Per 1,7 miliardi di lavoratrici e lavoratori l’inflazione supera l’aumento dei salari: allo stesso tempo, almeno 1,7 miliardi di lavoratori vivono in Paesi in cui l’inflazione supera l’incremento medio dei salari e oltre 820 milioni di persone – circa 1 persona su 10 sulla Terra – soffrono la fame. Secondo la Banca Mondiale, stiamo probabilmente assistendo al più grande aumento di disuguaglianza e povertà globale dal secondo dopoguerra. Interi Paesi rischiano la bancarotta e quelli più poveri spendono oggi 4 volte di più per rimborsare i debiti rispetto a quanto destinano per la spesa pubblica in sanità. Tre quarti dei governi del mondo (148 Paesi) stanno inoltre pianificando tagli alla spesa pubblica – anche per la sanità e l’istruzione – per 7.800 miliardi di dollari nel quinquennio 2023-2027.

E, a sostenere che non vi è giustizia sociale anche l'Organizzazione Internazionel del Lavoro: "La frenata dell'economia mondiale rischia di spingere le lavoratrici e i lavoratori del globo verso impieghi di bassa qualità." Questo il senso dell'ultimo rapporto dell'OIL, dal titolo "World Employment and Social Outlook: Trends 2023". Lo studio descrive una pericolosa tendenza in atto: le persone, dinanzi alla recessione, sono portate ad accettare un lavoro di qualità inferiore, con stipendi più bassi, meno stabilità e meno protezione sociale. Tutto ciò determina un'ulteriore accentuazione delle diseguaglianze, già acuite dalla crisi pandemica.

L' agenzia specializzata delle Nazioni Unite che si occupa di promuovere la giustizia sociale e i diritti umani con particolare riferimento a quelli riguardanti il lavoro, per il 2023, prevede una crescita dell’occupazione mondiale dell'1%, ovvero meno della metà dell'aumento nel 2022. Sempre secondo le stime, quest'anno la disoccupazione dovrebbe aumentare di circa tre milioni, raggiungendo quota 208 milioni e portando il tasso di disoccupazione mondiale al 5,8%. Lo scenario, spiega il rapporto, è dovuto soprattutto all’offerta di lavoro insufficiente nei Paesi ad alto reddito.
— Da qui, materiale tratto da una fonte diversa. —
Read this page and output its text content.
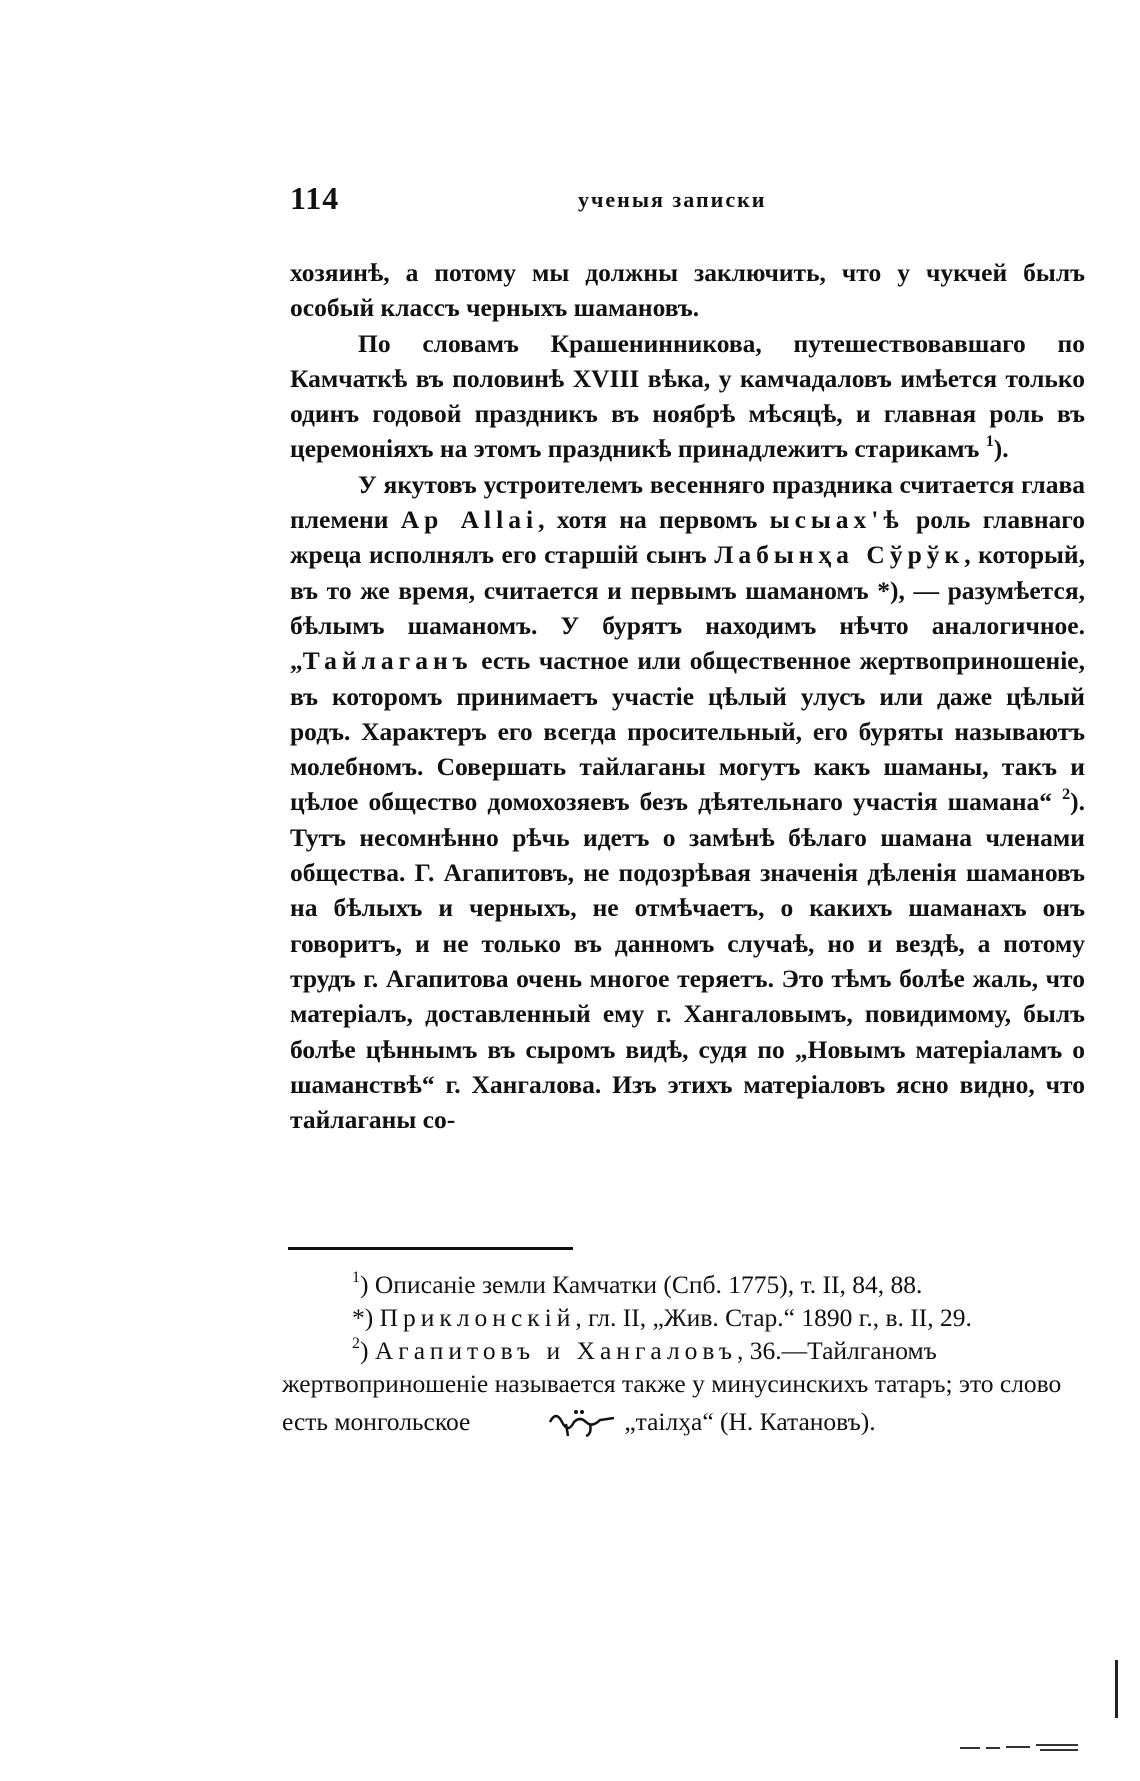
114	ученыя записки

хозяинѣ, а потому мы должны заключить, что у чукчей былъ особый классъ черныхъ шамановъ.

По словамъ Крашенинникова, путешествовавшаго по Камчаткѣ въ половинѣ XVIII вѣка, у камчадаловъ имѣется только одинъ годовой праздникъ въ ноябрѣ мѣсяцѣ, и главная роль въ церемоніяхъ на этомъ праздникѣ принадлежитъ старикамъ $^1$).

У якутовъ устроителемъ весенняго праздника считается глава племени Ар Аllаi, хотя на первомъ ысыах'ѣ роль главнаго жреца исполнялъ его старшій сынъ Лабынҳа Сўрўк, который, въ то же время, считается и первымъ шаманомъ *), — разумѣется, бѣлымъ шаманомъ. У бурятъ находимъ нѣчто аналогичное. „Тайлаганъ есть частное или общественное жертвоприношеніе, въ которомъ принимаетъ участіе цѣлый улусъ или даже цѣлый родъ. Характеръ его всегда просительный, его буряты называютъ молебномъ. Совершать тайлаганы могутъ какъ шаманы, такъ и цѣлое общество домохозяевъ безъ дѣятельнаго участія шамана“ $^2$). Тутъ несомнѣнно рѣчь идетъ о замѣнѣ бѣлаго шамана членами общества. Г. Агапитовъ, не подозрѣвая значенія дѣленія шамановъ на бѣлыхъ и черныхъ, не отмѣчаетъ, о какихъ шаманахъ онъ говоритъ, и не только въ данномъ случаѣ, но и вездѣ, а потому трудъ г. Агапитова очень многое теряетъ. Это тѣмъ болѣе жаль, что матеріалъ, доставленный ему г. Хангаловымъ, повидимому, былъ болѣе цѣннымъ въ сыромъ видѣ, судя по „Новымъ матеріаламъ о шаманствѣ“ г. Хангалова. Изъ этихъ матеріаловъ ясно видно, что тайлаганы со-

$^1$) Описаніе земли Камчатки (Спб. 1775), т. II, 84, 88.

*) Приклонскій, гл. II, „Жив. Стар.“ 1890 г., в. II, 29.

$^2$) Агапитовъ и Хангаловъ, 36.—Тайлганомъ жертвоприношеніе называется также у минусинскихъ татаръ; это слово есть монгольское	„таілӽа“ (Н. Катановъ).
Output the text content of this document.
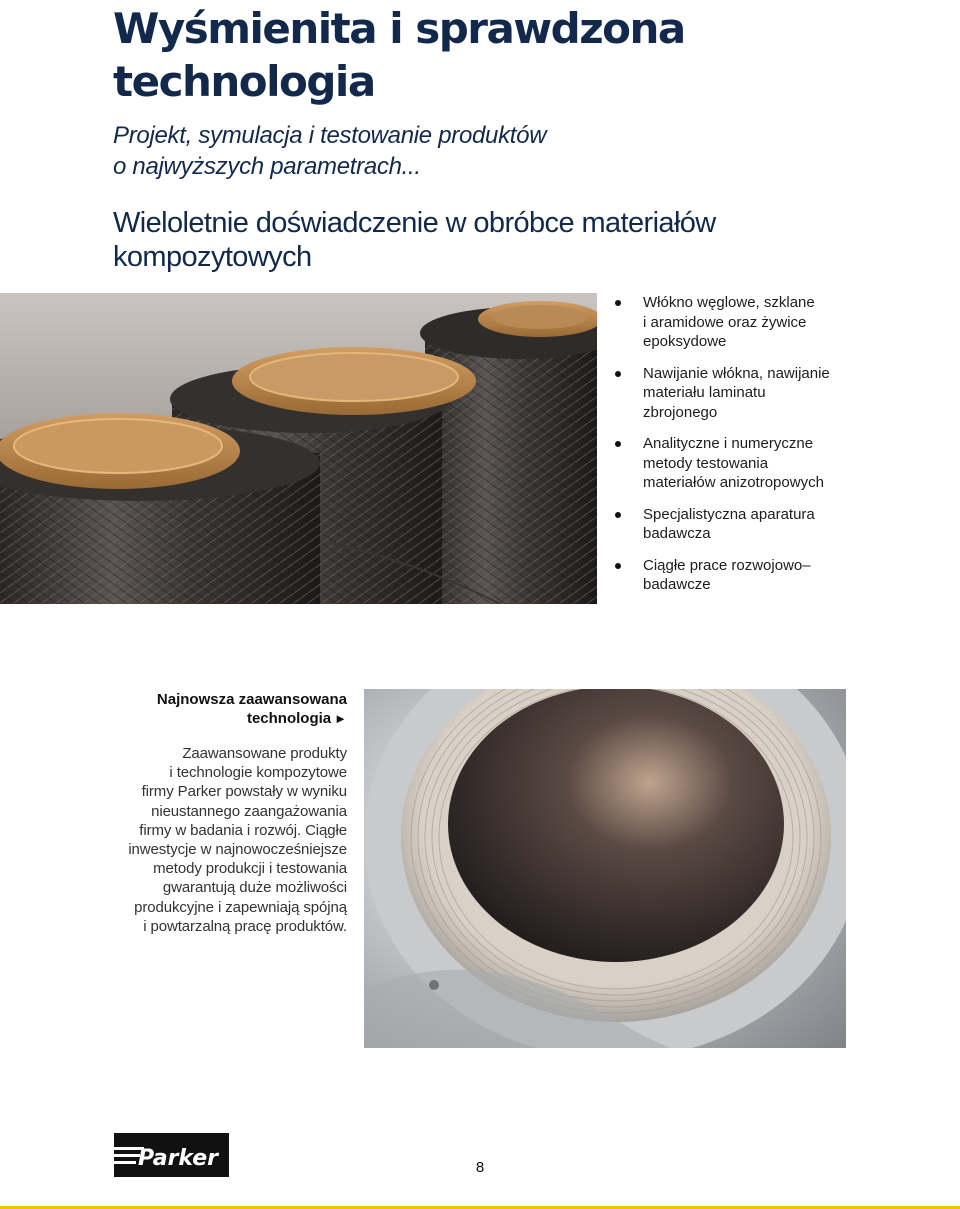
Wyśmienita i sprawdzona
technologia

Projekt, symulacja i testowanie produktów
o najwyższych parametrach...

Wieloletnie doświadczenie w obróbce materiałów
kompozytowych

Włókno węglowe, szklane
i aramidowe oraz żywice
epoksydowe
Nawijanie włókna, nawijanie
materiału laminatu
zbrojonego
Analityczne i numeryczne
metody testowania
materiałów anizotropowych
Specjalistyczna aparatura
badawcza
Ciągłe prace rozwojowo–
badawcze
Najnowsza zaawansowana
technologia ►

Zaawansowane produkty
i technologie kompozytowe
firmy Parker powstały w wyniku
nieustannego zaangażowania
firmy w badania i rozwój. Ciągłe
inwestycje w najnowocześniejsze
metody produkcji i testowania
gwarantują duże możliwości
produkcyjne i zapewniają spójną
i powtarzalną pracę produktów.

Parker	8
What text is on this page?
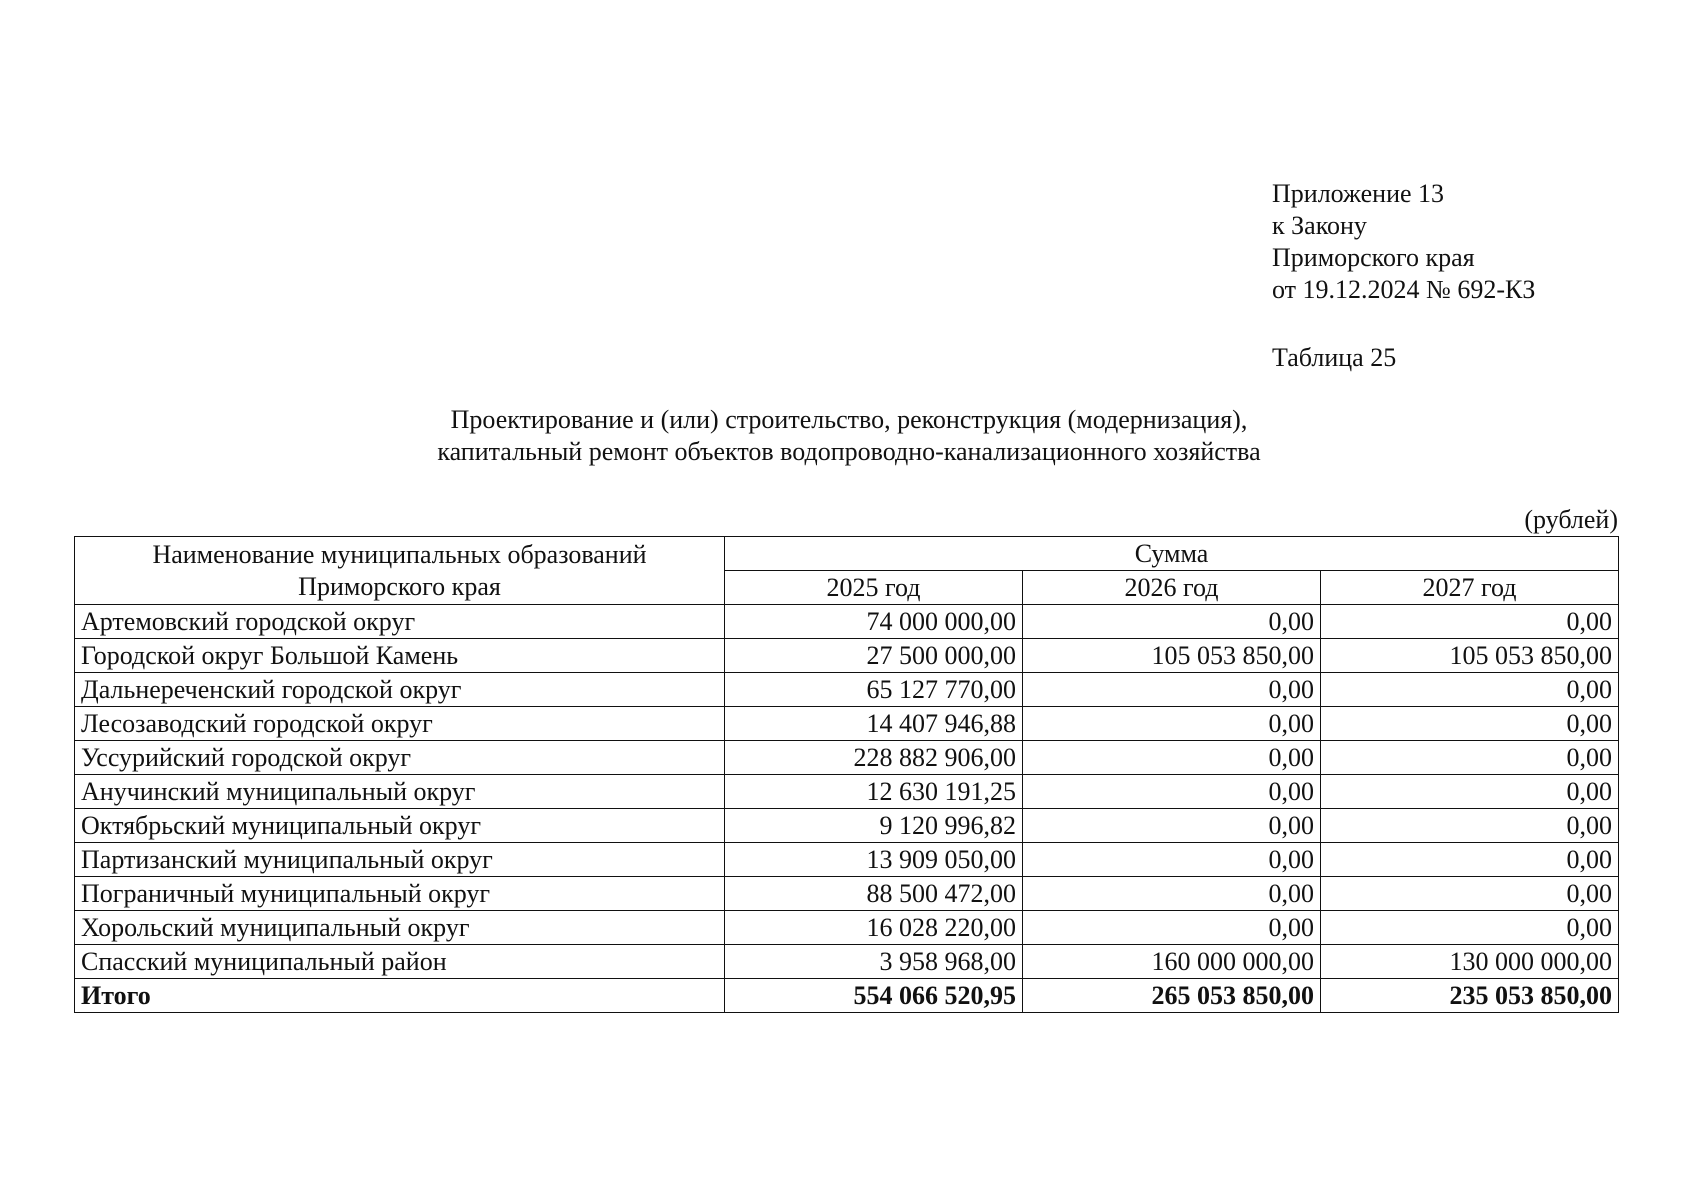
Приложение 13
к Закону
Приморского края
от 19.12.2024 № 692-КЗ
Таблица 25
Проектирование и (или) строительство, реконструкция (модернизация),
капитальный ремонт объектов водопроводно-канализационного хозяйства
(рублей)
Наименование муниципальных образований
Приморского края	Сумма		
	2025 год	2026 год	2027 год
Артемовский городской округ	74 000 000,00	0,00	0,00
Городской округ Большой Камень	27 500 000,00	105 053 850,00	105 053 850,00
Дальнереченский городской округ	65 127 770,00	0,00	0,00
Лесозаводский городской округ	14 407 946,88	0,00	0,00
Уссурийский городской округ	228 882 906,00	0,00	0,00
Анучинский муниципальный округ	12 630 191,25	0,00	0,00
Октябрьский муниципальный округ	9 120 996,82	0,00	0,00
Партизанский муниципальный округ	13 909 050,00	0,00	0,00
Пограничный муниципальный округ	88 500 472,00	0,00	0,00
Хорольский муниципальный округ	16 028 220,00	0,00	0,00
Спасский муниципальный район	3 958 968,00	160 000 000,00	130 000 000,00
Итого	554 066 520,95	265 053 850,00	235 053 850,00
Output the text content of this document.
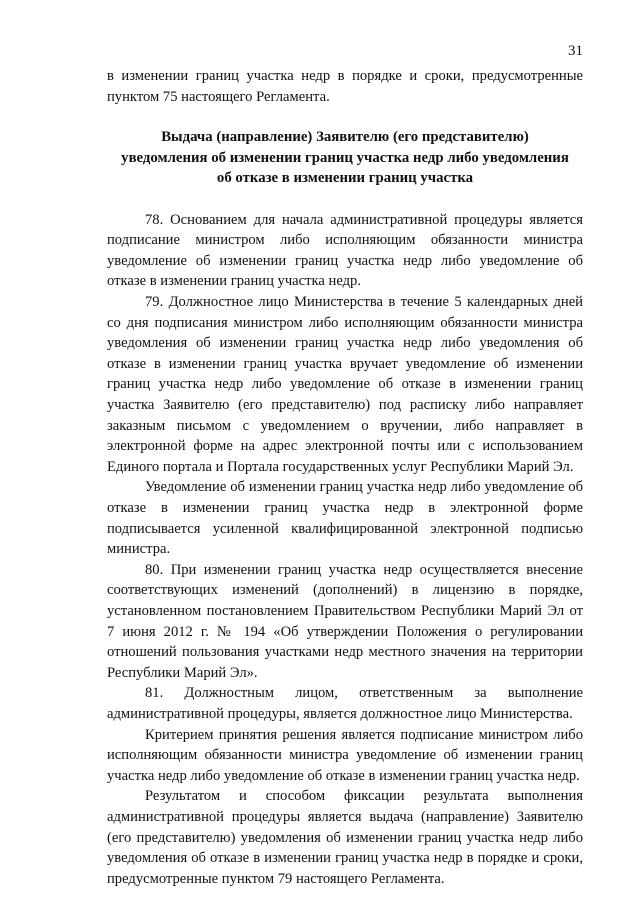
31

в изменении границ участка недр в порядке и сроки, предусмотренные пунктом 75 настоящего Регламента.

Выдача (направление) Заявителю (его представителю)
уведомления об изменении границ участка недр либо уведомления
об отказе в изменении границ участка

78. Основанием для начала административной процедуры является подписание министром либо исполняющим обязанности министра уведомление об изменении границ участка недр либо уведомление об отказе в изменении границ участка недр.

79. Должностное лицо Министерства в течение 5 календарных дней со дня подписания министром либо исполняющим обязанности министра уведомления об изменении границ участка недр либо уведомления об отказе в изменении границ участка вручает уведомление об изменении границ участка недр либо уведомление об отказе в изменении границ участка Заявителю (его представителю) под расписку либо направляет заказным письмом с уведомлением о вручении, либо направляет в электронной форме на адрес электронной почты или с использованием Единого портала и Портала государственных услуг Республики Марий Эл.

Уведомление об изменении границ участка недр либо уведомление об отказе в изменении границ участка недр в электронной форме подписывается усиленной квалифицированной электронной подписью министра.

80. При изменении границ участка недр осуществляется внесение соответствующих изменений (дополнений) в лицензию в порядке, установленном постановлением Правительством Республики Марий Эл от 7 июня 2012 г. № 194 «Об утверждении Положения о регулировании отношений пользования участками недр местного значения на территории Республики Марий Эл».

81. Должностным лицом, ответственным за выполнение административной процедуры, является должностное лицо Министерства.

Критерием принятия решения является подписание министром либо исполняющим обязанности министра уведомление об изменении границ участка недр либо уведомление об отказе в изменении границ участка недр.

Результатом и способом фиксации результата выполнения административной процедуры является выдача (направление) Заявителю (его представителю) уведомления об изменении границ участка недр либо уведомления об отказе в изменении границ участка недр в порядке и сроки, предусмотренные пунктом 79 настоящего Регламента.
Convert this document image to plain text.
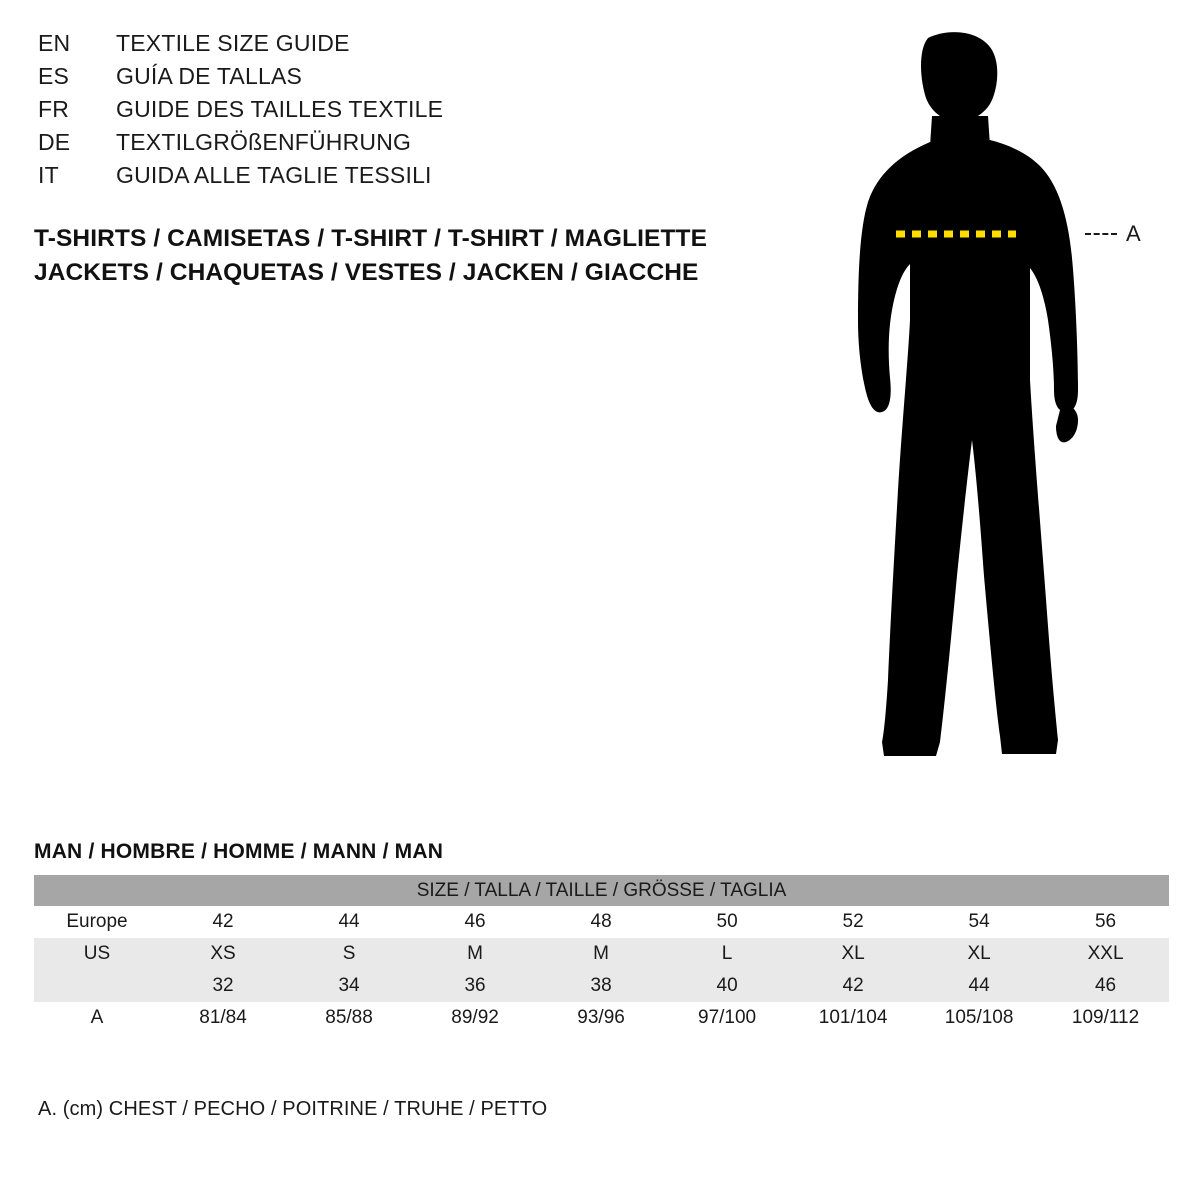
EN	TEXTILE SIZE GUIDE
ES	GUÍA DE TALLAS
FR	GUIDE DES TAILLES TEXTILE
DE	TEXTILGRÖßENFÜHRUNG
IT	GUIDA ALLE TAGLIE TESSILI
T-SHIRTS / CAMISETAS / T-SHIRT / T-SHIRT / MAGLIETTE
JACKETS / CHAQUETAS / VESTES / JACKEN / GIACCHE
A
MAN / HOMBRE / HOMME / MANN / MAN
SIZE / TALLA / TAILLE / GRÖSSE / TAGLIA								
Europe	42	44	46	48	50	52	54	56
US	XS	S	M	M	L	XL	XL	XXL
	32	34	36	38	40	42	44	46
A	81/84	85/88	89/92	93/96	97/100	101/104	105/108	109/112
A. (cm) CHEST / PECHO / POITRINE / TRUHE / PETTO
Questo segna un cambio di marcia rispetto al calo dei disoccupati tra il 2020 e il 2022, con 16 milioni di disoccupati in più rispetto al 2019. "La qualità del lavoro rimane, dunque, una "grande preoccupazione. Il lavoro dignitoso è essenziale per la realizzazione della giustizia sociale”

Riparte da qui la proposta del Segretario della Cgil, Maurizio Landini, che rilancia il tema dei quattro giorni di lavoro a settimana e quello della formazione continua: "Accanto a un aumento dei salari e alla riduzione della precarietà penso che da un punto di vista strategico la settimana lavorativa di quattro giorni debba diventare uno degli obiettivi del sindacato italiano e non solo, ne discuteremo nel congresso", appuntamento che si terrà che tra il 15 e il 18 marzo a Rimini.